We had a gleam of sunshine earlier this week, so I tried to take some photographs of a Christian Hacker House that I had just finished.
They were not entirely successful, but they were not bad and the colours were … nearly right … mostly…
If I sound grudging, it is because the house is very delicately coloured and I don’t think I have managed to capture this very well.
The very little that I know about Christian Hacker boils down to a meagre 6 facts
- The Christian Hacker factory was founded in Nuremberg in 1835.
- They made many sorts of wooden toys – stables, dolls’ houses, room sets, shops and castles (and many, many more).
- The toys were very high quality, often highly decorated and very expensive.
- The company twice won medals in Paris at the Great Exhibition.

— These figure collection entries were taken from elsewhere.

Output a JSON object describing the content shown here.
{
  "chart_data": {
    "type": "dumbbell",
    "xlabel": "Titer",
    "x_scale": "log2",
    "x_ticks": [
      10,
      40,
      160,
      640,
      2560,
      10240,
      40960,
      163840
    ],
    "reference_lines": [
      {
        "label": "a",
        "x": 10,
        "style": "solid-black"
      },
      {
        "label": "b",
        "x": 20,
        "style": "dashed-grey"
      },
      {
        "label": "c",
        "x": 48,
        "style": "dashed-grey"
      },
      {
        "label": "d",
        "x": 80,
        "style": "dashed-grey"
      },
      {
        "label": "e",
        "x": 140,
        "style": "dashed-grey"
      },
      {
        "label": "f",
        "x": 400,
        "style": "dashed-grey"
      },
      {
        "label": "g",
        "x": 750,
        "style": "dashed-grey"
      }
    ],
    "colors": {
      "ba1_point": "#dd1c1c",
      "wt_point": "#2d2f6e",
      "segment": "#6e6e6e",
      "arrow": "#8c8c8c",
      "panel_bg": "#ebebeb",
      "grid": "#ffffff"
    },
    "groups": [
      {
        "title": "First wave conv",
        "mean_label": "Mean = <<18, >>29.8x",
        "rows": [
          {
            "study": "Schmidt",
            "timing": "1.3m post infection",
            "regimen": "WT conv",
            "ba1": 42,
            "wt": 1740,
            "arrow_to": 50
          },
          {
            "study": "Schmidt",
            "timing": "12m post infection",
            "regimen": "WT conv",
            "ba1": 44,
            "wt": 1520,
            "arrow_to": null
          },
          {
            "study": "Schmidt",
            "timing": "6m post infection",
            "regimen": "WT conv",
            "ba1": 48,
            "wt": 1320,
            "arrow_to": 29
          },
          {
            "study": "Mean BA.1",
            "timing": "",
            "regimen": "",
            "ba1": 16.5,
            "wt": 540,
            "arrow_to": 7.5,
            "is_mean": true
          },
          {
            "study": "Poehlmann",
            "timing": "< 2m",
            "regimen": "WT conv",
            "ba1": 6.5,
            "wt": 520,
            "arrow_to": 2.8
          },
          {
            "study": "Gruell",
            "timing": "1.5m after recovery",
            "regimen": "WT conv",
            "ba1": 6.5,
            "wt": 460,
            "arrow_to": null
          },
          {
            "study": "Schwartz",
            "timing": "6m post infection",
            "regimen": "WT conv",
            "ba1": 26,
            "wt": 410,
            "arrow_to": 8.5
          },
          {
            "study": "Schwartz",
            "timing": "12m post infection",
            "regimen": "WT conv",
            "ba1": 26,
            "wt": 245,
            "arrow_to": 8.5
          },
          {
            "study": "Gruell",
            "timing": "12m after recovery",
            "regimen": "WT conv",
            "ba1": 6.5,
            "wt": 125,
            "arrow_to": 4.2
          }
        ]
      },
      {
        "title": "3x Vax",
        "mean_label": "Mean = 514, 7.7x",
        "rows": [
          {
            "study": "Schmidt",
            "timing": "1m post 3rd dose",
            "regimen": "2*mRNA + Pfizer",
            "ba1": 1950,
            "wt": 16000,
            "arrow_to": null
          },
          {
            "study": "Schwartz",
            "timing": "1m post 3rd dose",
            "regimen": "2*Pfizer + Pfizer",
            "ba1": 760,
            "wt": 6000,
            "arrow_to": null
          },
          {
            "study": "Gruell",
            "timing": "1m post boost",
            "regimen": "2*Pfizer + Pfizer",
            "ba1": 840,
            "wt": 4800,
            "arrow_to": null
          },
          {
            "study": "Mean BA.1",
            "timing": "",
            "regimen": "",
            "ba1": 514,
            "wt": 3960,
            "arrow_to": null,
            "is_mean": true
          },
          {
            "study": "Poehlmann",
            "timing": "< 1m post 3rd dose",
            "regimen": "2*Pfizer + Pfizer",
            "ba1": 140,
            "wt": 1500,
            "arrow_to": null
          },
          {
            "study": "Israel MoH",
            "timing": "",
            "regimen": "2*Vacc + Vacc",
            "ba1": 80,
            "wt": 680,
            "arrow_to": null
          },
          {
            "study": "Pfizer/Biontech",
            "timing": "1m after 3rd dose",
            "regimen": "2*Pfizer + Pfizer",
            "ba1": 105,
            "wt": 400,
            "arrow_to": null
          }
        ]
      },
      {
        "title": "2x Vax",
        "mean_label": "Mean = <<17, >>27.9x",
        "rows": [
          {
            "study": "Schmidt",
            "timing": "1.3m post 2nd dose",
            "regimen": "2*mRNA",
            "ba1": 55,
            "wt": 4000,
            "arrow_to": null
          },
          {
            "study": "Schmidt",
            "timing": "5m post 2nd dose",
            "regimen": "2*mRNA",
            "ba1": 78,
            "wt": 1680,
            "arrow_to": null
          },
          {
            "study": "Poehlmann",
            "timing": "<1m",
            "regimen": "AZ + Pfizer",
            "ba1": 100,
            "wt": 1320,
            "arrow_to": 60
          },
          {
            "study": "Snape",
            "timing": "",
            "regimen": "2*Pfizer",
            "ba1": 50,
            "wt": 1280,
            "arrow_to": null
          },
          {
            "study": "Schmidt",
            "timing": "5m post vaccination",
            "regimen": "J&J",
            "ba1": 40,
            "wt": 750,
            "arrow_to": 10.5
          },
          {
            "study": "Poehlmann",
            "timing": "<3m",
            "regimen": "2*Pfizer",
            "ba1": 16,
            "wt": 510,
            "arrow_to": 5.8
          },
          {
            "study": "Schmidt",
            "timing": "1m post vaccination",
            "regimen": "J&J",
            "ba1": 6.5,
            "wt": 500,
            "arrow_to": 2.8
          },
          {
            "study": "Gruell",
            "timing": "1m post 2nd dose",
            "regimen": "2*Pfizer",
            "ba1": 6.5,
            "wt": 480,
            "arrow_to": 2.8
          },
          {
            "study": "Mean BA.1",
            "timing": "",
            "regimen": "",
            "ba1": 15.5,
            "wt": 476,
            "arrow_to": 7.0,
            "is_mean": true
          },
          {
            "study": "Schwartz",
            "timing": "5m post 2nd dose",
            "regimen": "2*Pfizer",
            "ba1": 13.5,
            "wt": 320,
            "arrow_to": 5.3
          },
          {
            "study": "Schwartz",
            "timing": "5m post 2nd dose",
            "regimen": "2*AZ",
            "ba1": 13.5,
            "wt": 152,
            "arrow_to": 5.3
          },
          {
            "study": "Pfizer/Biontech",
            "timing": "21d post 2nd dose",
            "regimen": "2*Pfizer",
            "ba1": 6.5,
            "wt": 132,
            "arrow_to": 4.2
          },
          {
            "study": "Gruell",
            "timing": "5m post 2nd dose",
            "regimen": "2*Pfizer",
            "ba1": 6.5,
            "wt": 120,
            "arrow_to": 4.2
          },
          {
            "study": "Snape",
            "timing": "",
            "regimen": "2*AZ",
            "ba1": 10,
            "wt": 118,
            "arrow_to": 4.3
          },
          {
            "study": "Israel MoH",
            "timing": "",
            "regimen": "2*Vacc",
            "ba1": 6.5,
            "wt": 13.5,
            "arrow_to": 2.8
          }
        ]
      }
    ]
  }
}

- The company closed in 1927.
- If you are lucky the toy may be identified by a stamp, or label, showing the company insignia of CH on a shield, under a crown
I have never found an old company catalogue for any of the Christian Hacker toys, and the most I have been able to find out about the house that I make in miniature, comes from Faith Eaton’s excellent – The Ultimate Dolls’ House Book (published by Dorling Kindersley).
This house , made in Nuremberg c1900, is typical of those created by Christian Hacker. Although some aspects varied to some extent, other features, such as the lift off mansard roof and the “French” look illustrated here, were invariably maintained.
In my miniature version the mansard roof is fixed in place, but otherwise I feel it is very close to the spirit of the original.